循環可能な資源であるガラスを使うことは、あくまで人間の命や、それをも内包する自己の宇宙観を表現するための方法であって、目的ではありません。ガラスの枯山水とともに取り組んでいる、複数のガラス作品を壊した破片を継いで新しい作品にする「呼継」も、再生をテーマにしていますが「目に見えない自分の中にある深層心理を投影する」という根本の創作動機に基づいたもの。より深い精神性の表現を考えたときに、実際の庭をインスタレーションの空間にしたいと思うようになったのは、私にとっては当然の流れでした。(星薬科大学 星薬同窓会報 2021年2月25日号より)

ガラス枯山水「つながる」》で西中さんは、木々の間から参道に差し込む陽光を浴びたガラスはゆらゆらと光を湛え、永遠に枯れることのない湧水を庭に作り出したのです。
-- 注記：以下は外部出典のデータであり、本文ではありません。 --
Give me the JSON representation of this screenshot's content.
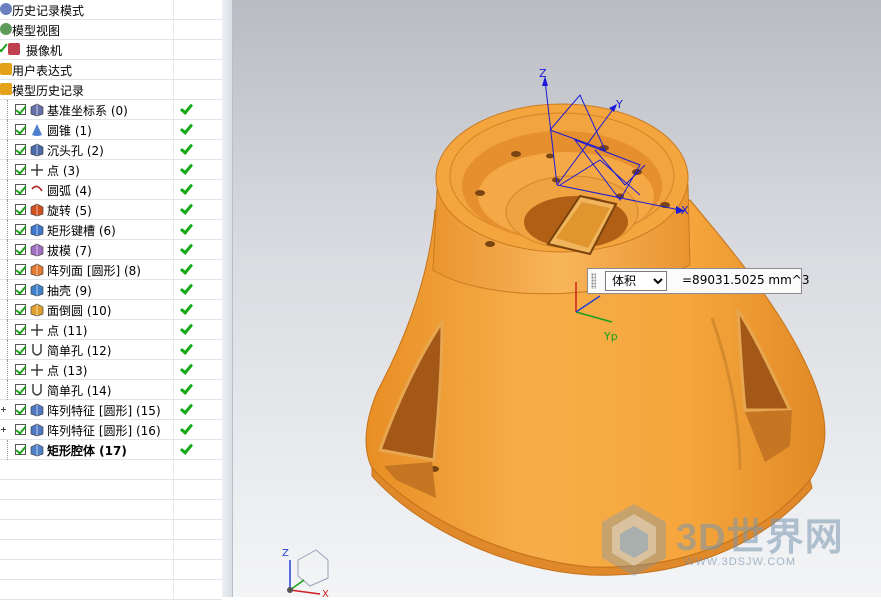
{
  "part_navigator": {
    "top_items": [
      {
        "label": "历史记录模式"
      },
      {
        "label": "模型视图"
      },
      {
        "label": "摄像机"
      },
      {
        "label": "用户表达式"
      },
      {
        "label": "模型历史记录"
      }
    ],
    "features": [
      {
        "label": "基准坐标系 (0)",
        "icon": "datum-csys-icon",
        "bold": false,
        "expandable": false
      },
      {
        "label": "圆锥 (1)",
        "icon": "cone-icon",
        "bold": false,
        "expandable": false
      },
      {
        "label": "沉头孔 (2)",
        "icon": "counterbore-hole-icon",
        "bold": false,
        "expandable": false
      },
      {
        "label": "点 (3)",
        "icon": "point-icon",
        "bold": false,
        "expandable": false
      },
      {
        "label": "圆弧 (4)",
        "icon": "arc-icon",
        "bold": false,
        "expandable": false
      },
      {
        "label": "旋转 (5)",
        "icon": "revolve-icon",
        "bold": false,
        "expandable": false
      },
      {
        "label": "矩形键槽 (6)",
        "icon": "rectangular-slot-icon",
        "bold": false,
        "expandable": false
      },
      {
        "label": "拔模 (7)",
        "icon": "draft-icon",
        "bold": false,
        "expandable": false
      },
      {
        "label": "阵列面 [圆形] (8)",
        "icon": "pattern-face-icon",
        "bold": false,
        "expandable": false
      },
      {
        "label": "抽壳 (9)",
        "icon": "shell-icon",
        "bold": false,
        "expandable": false
      },
      {
        "label": "面倒圆 (10)",
        "icon": "face-blend-icon",
        "bold": false,
        "expandable": false
      },
      {
        "label": "点 (11)",
        "icon": "point-icon",
        "bold": false,
        "expandable": false
      },
      {
        "label": "简单孔 (12)",
        "icon": "simple-hole-icon",
        "bold": false,
        "expandable": false
      },
      {
        "label": "点 (13)",
        "icon": "point-icon",
        "bold": false,
        "expandable": false
      },
      {
        "label": "简单孔 (14)",
        "icon": "simple-hole-icon",
        "bold": false,
        "expandable": false
      },
      {
        "label": "阵列特征 [圆形] (15)",
        "icon": "pattern-feature-icon",
        "bold": false,
        "expandable": true
      },
      {
        "label": "阵列特征 [圆形] (16)",
        "icon": "pattern-feature-icon",
        "bold": false,
        "expandable": true
      },
      {
        "label": "矩形腔体 (17)",
        "icon": "rectangular-pocket-icon",
        "bold": true,
        "expandable": false
      }
    ]
  },
  "viewport": {
    "csys_labels": {
      "z": "Z",
      "y": "Y",
      "x": "X"
    },
    "wcs_label": "Yp",
    "triad_labels": {
      "z": "Z",
      "x": "X"
    },
    "model_color": "#f5a33c"
  },
  "measure": {
    "type_options": [
      "体积"
    ],
    "value": "=89031.5025 mm^3"
  },
  "watermark": {
    "logo": "3D世界网",
    "url": "WWW.3DSJW.COM"
  }
}
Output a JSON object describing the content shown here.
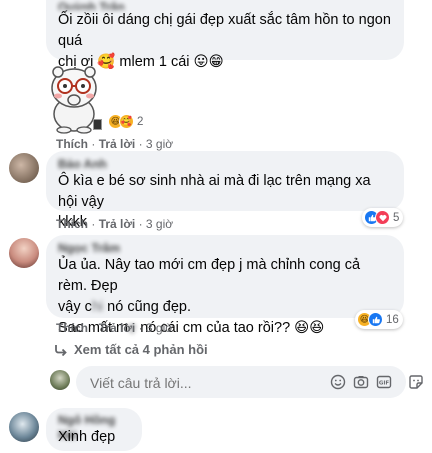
{
  "comments": [
    {
      "author": "Quỳnh Trân",
      "lines": [
        "Ối zồii ôi dáng chị gái đẹp xuất sắc tâm hồn to ngon quá",
        "chị ơi 🥰 mlem 1 cái 😛😁"
      ],
      "reaction_count": "2",
      "action_like": "Thích",
      "action_reply": "Trả lời",
      "time": "3 giờ"
    },
    {
      "author": "Bảo Anh",
      "lines": [
        "Ô kìa e bé sơ sinh nhà ai mà đi lạc trên mạng xa hội vậy",
        "kkkk"
      ],
      "reaction_count": "5",
      "action_like": "Thích",
      "action_reply": "Trả lời",
      "time": "3 giờ"
    },
    {
      "author": "Ngọc Trâm",
      "line1": "Ủa ủa. Nây tao mới cm đẹp j mà chỉnh cong cả rèm. Đẹp",
      "line2_a": "vậy c",
      "line2_b": " nó cũng đẹp.",
      "line3_a": "Sao mất m",
      "line3_b": " nó cái cm của tao rồi?? 😆😆",
      "reaction_count": "16",
      "action_like": "Thích",
      "action_reply": "Trả lời",
      "time": "3 giờ"
    },
    {
      "author": "Ngô Hồng Hải",
      "lines": [
        "Xinh đẹp"
      ]
    }
  ],
  "view_replies": "Xem tất cả 4 phản hồi",
  "reply_input": {
    "placeholder": "Viết câu trả lời..."
  },
  "colors": {
    "bubble": "#f0f2f5",
    "secondary_text": "#65676b",
    "like_blue": "#1877f2",
    "love_red": "#f33e58",
    "haha_yellow": "#f7b125"
  },
  "icons": [
    "sticker-character",
    "emoji-icon",
    "camera-icon",
    "gif-icon",
    "sticker-icon",
    "like-reaction-icon",
    "love-reaction-icon",
    "haha-reaction-icon",
    "reply-arrow-icon"
  ]
}
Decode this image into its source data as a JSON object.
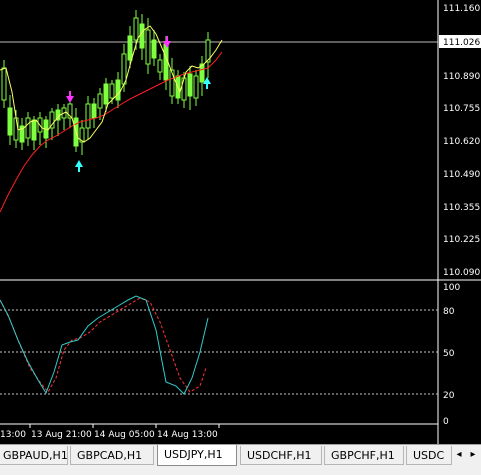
{
  "window": {
    "symbol_timeframe": "USDJPY,H1"
  },
  "price_chart": {
    "current_price": "111.026",
    "price_axis": [
      "111.160",
      "110.890",
      "110.755",
      "110.620",
      "110.490",
      "110.355",
      "110.225",
      "110.090"
    ]
  },
  "oscillator": {
    "levels": [
      "100",
      "80",
      "50",
      "20",
      "0"
    ]
  },
  "time_axis": [
    "13:00",
    "13 Aug 21:00",
    "14 Aug 05:00",
    "14 Aug 13:00"
  ],
  "tabs": [
    {
      "label": "GBPAUD,H1",
      "active": false
    },
    {
      "label": "GBPCAD,H1",
      "active": false
    },
    {
      "label": "USDJPY,H1",
      "active": true
    },
    {
      "label": "USDCHF,H1",
      "active": false
    },
    {
      "label": "GBPCHF,H1",
      "active": false
    },
    {
      "label": "USDC",
      "active": false
    }
  ],
  "tab_nav": {
    "prev": "◂",
    "next": "▸"
  },
  "colors": {
    "background": "#000000",
    "candle": "#7fff3f",
    "fast_ma": "#ffff66",
    "slow_ma": "#ff2020",
    "arrow_up": "#33ffff",
    "arrow_down": "#ff33ff",
    "stoch_main": "#33cccc",
    "stoch_signal": "#ff3333",
    "grid": "#c8c8c8"
  }
}
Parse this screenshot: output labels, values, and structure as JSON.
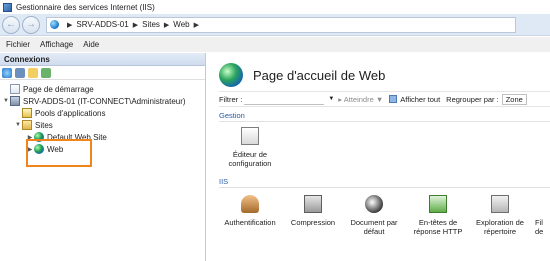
{
  "window": {
    "title": "Gestionnaire des services Internet (IIS)"
  },
  "address": {
    "crumbs": [
      "SRV-ADDS-01",
      "Sites",
      "Web"
    ]
  },
  "menu": [
    "Fichier",
    "Affichage",
    "Aide"
  ],
  "connections": {
    "header": "Connexions",
    "tree": [
      {
        "label": "Page de démarrage"
      },
      {
        "label": "SRV-ADDS-01 (IT-CONNECT\\Administrateur)"
      },
      {
        "label": "Pools d'applications"
      },
      {
        "label": "Sites"
      },
      {
        "label": "Default Web Site"
      },
      {
        "label": "Web"
      }
    ]
  },
  "main": {
    "title": "Page d'accueil de Web",
    "filter": {
      "label": "Filtrer :",
      "goto": "Atteindre",
      "show_all": "Afficher tout",
      "group_by": "Regrouper par :",
      "group_value": "Zone"
    },
    "sections": [
      {
        "name": "Gestion",
        "items": [
          {
            "label_1": "Éditeur de",
            "label_2": "configuration"
          }
        ]
      },
      {
        "name": "IIS",
        "items": [
          {
            "label_1": "Authentification",
            "label_2": ""
          },
          {
            "label_1": "Compression",
            "label_2": ""
          },
          {
            "label_1": "Document par",
            "label_2": "défaut"
          },
          {
            "label_1": "En-têtes de",
            "label_2": "réponse HTTP"
          },
          {
            "label_1": "Exploration de",
            "label_2": "répertoire"
          },
          {
            "label_1": "Fil",
            "label_2": "de"
          }
        ]
      }
    ]
  }
}
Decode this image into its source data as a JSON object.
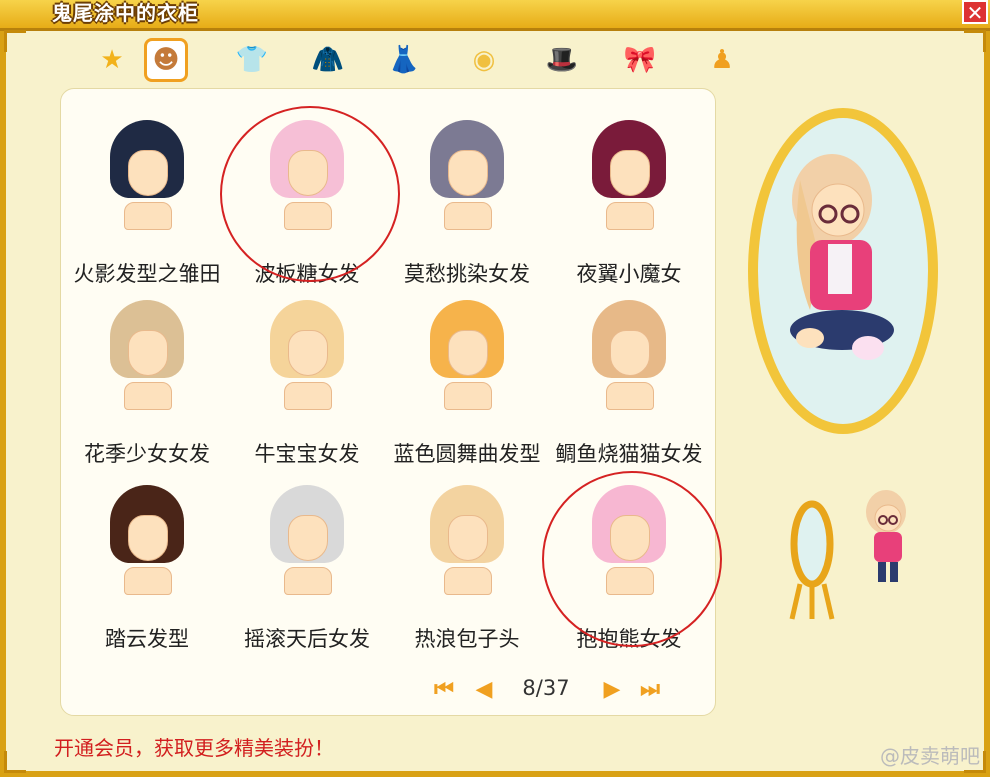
{
  "window": {
    "title": "鬼尾涂中的衣柜",
    "close_label": "✕"
  },
  "tabs": [
    {
      "name": "favorites",
      "icon": "star-icon",
      "glyph": "★",
      "color": "#f2b21b"
    },
    {
      "name": "hair",
      "icon": "hair-icon",
      "glyph": "☻",
      "color": "#c47a3a",
      "active": true
    },
    {
      "name": "tops",
      "icon": "shirt-icon",
      "glyph": "👕",
      "color": "#9fc02c"
    },
    {
      "name": "jackets",
      "icon": "coat-icon",
      "glyph": "🧥",
      "color": "#8a4b22"
    },
    {
      "name": "skirts",
      "icon": "dress-icon",
      "glyph": "👗",
      "color": "#d85a9b"
    },
    {
      "name": "glasses",
      "icon": "face-accessory-icon",
      "glyph": "◉",
      "color": "#f0c040"
    },
    {
      "name": "hats",
      "icon": "hat-icon",
      "glyph": "🎩",
      "color": "#4a86c8"
    },
    {
      "name": "bows",
      "icon": "bow-icon",
      "glyph": "🎀",
      "color": "#ee5f9b"
    },
    {
      "name": "outfit",
      "icon": "outfit-icon",
      "glyph": "♟",
      "color": "#f0a020"
    }
  ],
  "items": [
    {
      "label": "火影发型之雏田",
      "hair_color": "#1f2a44",
      "circled": false
    },
    {
      "label": "波板糖女发",
      "hair_color": "#f6bfd6",
      "circled": true
    },
    {
      "label": "莫愁挑染女发",
      "hair_color": "#7c7a93",
      "circled": false
    },
    {
      "label": "夜翼小魔女",
      "hair_color": "#7a1b3a",
      "circled": false
    },
    {
      "label": "花季少女女发",
      "hair_color": "#dcc095",
      "circled": false
    },
    {
      "label": "牛宝宝女发",
      "hair_color": "#f5d49a",
      "circled": false
    },
    {
      "label": "蓝色圆舞曲发型",
      "hair_color": "#f6b34b",
      "circled": false
    },
    {
      "label": "鲷鱼烧猫猫女发",
      "hair_color": "#e7b988",
      "circled": false
    },
    {
      "label": "踏云发型",
      "hair_color": "#4a2518",
      "circled": false
    },
    {
      "label": "摇滚天后女发",
      "hair_color": "#d9d9d9",
      "circled": false
    },
    {
      "label": "热浪包子头",
      "hair_color": "#f3d3a0",
      "circled": false
    },
    {
      "label": "抱抱熊女发",
      "hair_color": "#f7b7d2",
      "circled": true
    }
  ],
  "pager": {
    "first": "⏮",
    "prev": "◀",
    "page": "8/37",
    "next": "▶",
    "last": "⏭"
  },
  "footer": {
    "promo": "开通会员，获取更多精美装扮！"
  },
  "watermark": "@皮卖萌吧"
}
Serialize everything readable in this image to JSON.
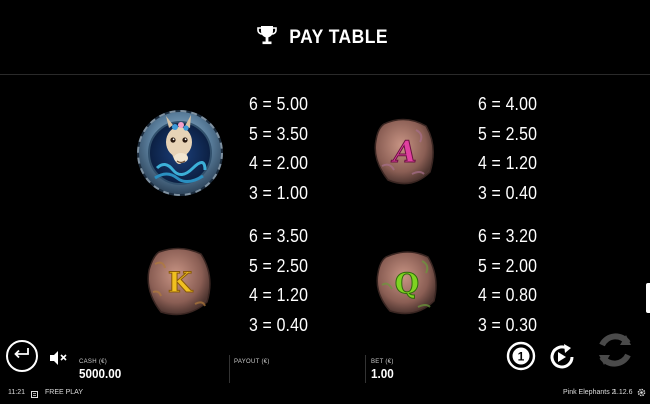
{
  "title": "PAY TABLE",
  "symbols": [
    {
      "name": "llama",
      "payouts": [
        "6 = 5.00",
        "5 = 3.50",
        "4 = 2.00",
        "3 = 1.00"
      ]
    },
    {
      "name": "A",
      "letter": "A",
      "color": "#e040a0",
      "payouts": [
        "6 = 4.00",
        "5 = 2.50",
        "4 = 1.20",
        "3 = 0.40"
      ]
    },
    {
      "name": "K",
      "letter": "K",
      "color": "#f0c020",
      "payouts": [
        "6 = 3.50",
        "5 = 2.50",
        "4 = 1.20",
        "3 = 0.40"
      ]
    },
    {
      "name": "Q",
      "letter": "Q",
      "color": "#7ed321",
      "payouts": [
        "6 = 3.20",
        "5 = 2.00",
        "4 = 0.80",
        "3 = 0.30"
      ]
    }
  ],
  "meters": {
    "cash_label": "CASH (€)",
    "cash_value": "5000.00",
    "payout_label": "PAYOUT (€)",
    "payout_value": "",
    "bet_label": "BET (€)",
    "bet_value": "1.00"
  },
  "status": {
    "time": "11:21",
    "mode": "FREE PLAY",
    "game_name": "Pink Elephants 2",
    "version": "1.12.6"
  },
  "icons": {
    "trophy": "trophy-icon",
    "back": "back-arrow-icon",
    "sound": "speaker-muted-icon",
    "bet_level": "bet-level-icon",
    "autoplay": "autoplay-icon",
    "spin": "spin-icon",
    "settings": "gear-icon",
    "history": "history-icon"
  }
}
水をガラスに見立てた庭園ですが、僕には立ち昇る光の柱のように感じました。

「重なる」という視点

ガラス枯山水「つながる」》の設置には、法然院のご住職、梶田真章さんの理解がなければ実現しなかったと西中さんはいいます。「西中さんの好きなようにやったらいい」という一言で、すべてを任せてもらったというのです。

本当に西中さんの作品に注文はなかったということですが、唯一完成後に作品名の「つながる」について、「重なるだと思うけどね」という一言があったそうです。

輪廻の世界観だったり、持続可能性だったり、または作家としての西中さんの存在だったりのつながりをご本人はイメージされていたそうですが梶田住職は、つながって別のものになるのではなく、それぞれの世界が存在して重なり合う、仏教はそういう教えを説いているということを教えられたそうです。

つながる」も「重なる」もそれぞれ安易に使いがちな言葉なのですが、西中さんが表現した「つながる」と、梶田住職の「重なる」からその言葉をもつ意味をより深く理解できたこととともに、作品はさまざまなに見ることができるということなんですよね。「重なる」はとてもいい言葉だとおもったので、以来自分の言葉のなかでよく使うようになりました。